Le Premier ministre a dit vouloir "renforcer le principe pollueur-payeur" en créant une taxe sur le charbon et en relevant de 10% les taxes sur les pollutions industrielles et déchets dès janvier 2007, à l'issue d'un Comité interministériel à Matignon.
Pour encourager "les comportements vertueux", les industriels bénéficiant d'une certification environnementale ne seront "pas concernés" par ces hausses.
La taxe sur la consommation de charbon, jusque-là non exemptée alors que polluante, sera de 1,19 euro/MWh.
Le produit de ces mesures, évalué à 50 millions d'euros, sera affecté "prioritairement" à la lutte contre le changement climatique, notamment "le soutien à la chaleur renouvelable", a expliqué le chef du gouvernement.
La taxe sur les nuisances sonores aériennes sera également augmentée de 10%, pour financer "l'insonorisation des logements situés à proximité des aéroports".
Un effort budgétaire est consenti pour favoriser la rénovation énergétique des bâtiments anciens, en passant d'un budget de 300 millions d'euros en 2006 à 1 milliard en 2007.

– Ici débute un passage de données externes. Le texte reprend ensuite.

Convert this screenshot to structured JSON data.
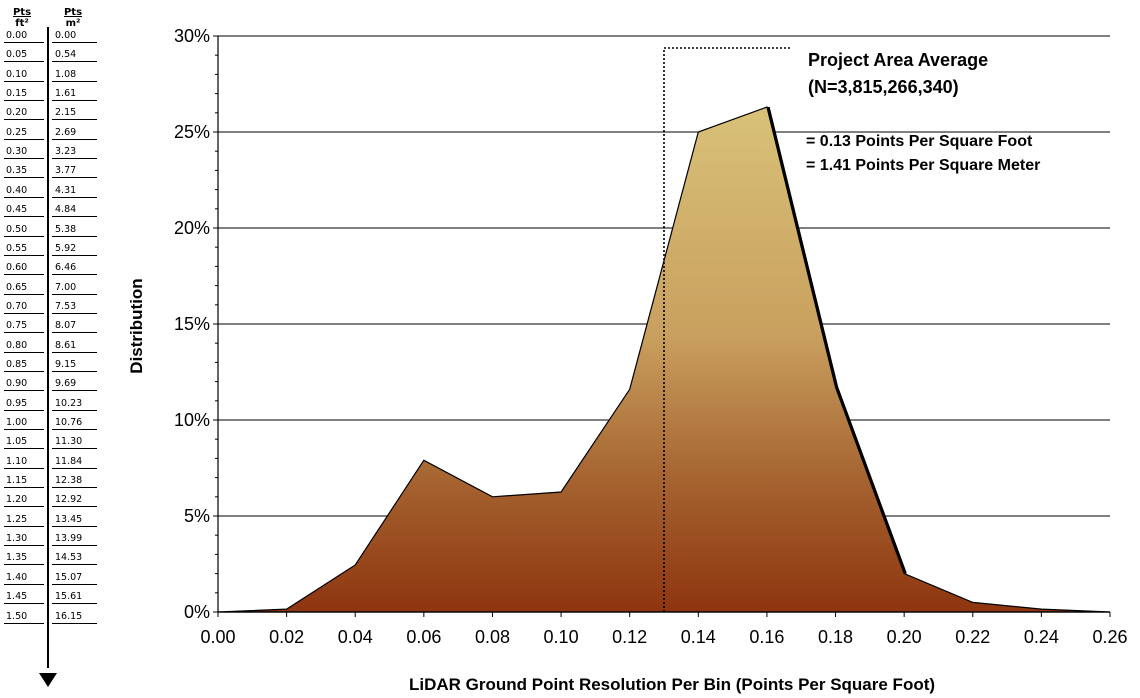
{
  "conversion_table": {
    "col1_header_top": "Pts",
    "col1_header_bottom": "ft²",
    "col2_header_top": "Pts",
    "col2_header_bottom": "m²",
    "rows": [
      [
        "0.00",
        "0.00"
      ],
      [
        "0.05",
        "0.54"
      ],
      [
        "0.10",
        "1.08"
      ],
      [
        "0.15",
        "1.61"
      ],
      [
        "0.20",
        "2.15"
      ],
      [
        "0.25",
        "2.69"
      ],
      [
        "0.30",
        "3.23"
      ],
      [
        "0.35",
        "3.77"
      ],
      [
        "0.40",
        "4.31"
      ],
      [
        "0.45",
        "4.84"
      ],
      [
        "0.50",
        "5.38"
      ],
      [
        "0.55",
        "5.92"
      ],
      [
        "0.60",
        "6.46"
      ],
      [
        "0.65",
        "7.00"
      ],
      [
        "0.70",
        "7.53"
      ],
      [
        "0.75",
        "8.07"
      ],
      [
        "0.80",
        "8.61"
      ],
      [
        "0.85",
        "9.15"
      ],
      [
        "0.90",
        "9.69"
      ],
      [
        "0.95",
        "10.23"
      ],
      [
        "1.00",
        "10.76"
      ],
      [
        "1.05",
        "11.30"
      ],
      [
        "1.10",
        "11.84"
      ],
      [
        "1.15",
        "12.38"
      ],
      [
        "1.20",
        "12.92"
      ],
      [
        "1.25",
        "13.45"
      ],
      [
        "1.30",
        "13.99"
      ],
      [
        "1.35",
        "14.53"
      ],
      [
        "1.40",
        "15.07"
      ],
      [
        "1.45",
        "15.61"
      ],
      [
        "1.50",
        "16.15"
      ]
    ]
  },
  "chart_data": {
    "type": "area",
    "title": "",
    "xlabel": "LiDAR Ground Point Resolution Per Bin (Points Per Square Foot)",
    "ylabel": "Distribution",
    "xlim": [
      0,
      0.26
    ],
    "ylim": [
      0,
      30
    ],
    "x_ticks": [
      "0.00",
      "0.02",
      "0.04",
      "0.06",
      "0.08",
      "0.10",
      "0.12",
      "0.14",
      "0.16",
      "0.18",
      "0.20",
      "0.22",
      "0.24",
      "0.26"
    ],
    "y_ticks": [
      "0%",
      "5%",
      "10%",
      "15%",
      "20%",
      "25%",
      "30%"
    ],
    "y_tick_values": [
      0,
      5,
      10,
      15,
      20,
      25,
      30
    ],
    "grid": "horizontal",
    "x": [
      0.0,
      0.02,
      0.04,
      0.06,
      0.08,
      0.1,
      0.12,
      0.14,
      0.16,
      0.18,
      0.2,
      0.22,
      0.24,
      0.26
    ],
    "values": [
      0.0,
      0.15,
      2.45,
      7.9,
      6.0,
      6.25,
      11.6,
      25.0,
      26.3,
      11.7,
      2.0,
      0.5,
      0.15,
      0.0
    ],
    "fill_colors": {
      "top": "#d8c178",
      "bottom": "#8e3510"
    },
    "average_marker": {
      "x": 0.13,
      "label": "Project Area Average",
      "count": "(N=3,815,266,340)",
      "line1": "= 0.13 Points Per Square Foot",
      "line2": "= 1.41 Points Per Square Meter"
    }
  }
}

Et pour sensibiliser aux enjeux de l'écologie, le gouvernement augmente de 75% les moyens affectés aux campagnes de l'Agence de l'environnement et de la maîtrise de l'énergie (Ademe), "pour leur donner un impact comparable aux grandes campagnes sur la santé".Le "pacte écologique" présenté la semaine dernière par l'animateur Nicolas Hulot, interpellant la classe politique autour de cinq propositions fortes, a replacé l'écologie et les risques du réchauffement climatique au centre de la campagne. A droite comme à gauche, M. Hulot fait désormais l'objet de sollicitations de toutes parts.
Matignon s'est cependant défendu de tout opportunisme, avançant que cette réunion était prévue de longue date.
Si le Premier ministre a souligné que l'environnement n'était "pas un combat partisan", il s'est targué d'un engagement "clair et résolu" et d'un gouvernement "pionnier" en matière d'énergies renouvelables.
Il a souhaité que l'Europe "reprenne la main sur la scène internationale" et pèse "de tout son poids pour refuser" tout "dumping environnemental".
Paris veut ainsi proposer à ses parternaires européens, dès le premier trimestre 2007, la mise en place ambitieuse d'une "taxe carbone" sur les importations de produits industriels en provenance de pays qui refuseraient "de s'engager en faveur du protocole de Kyoto après 2012".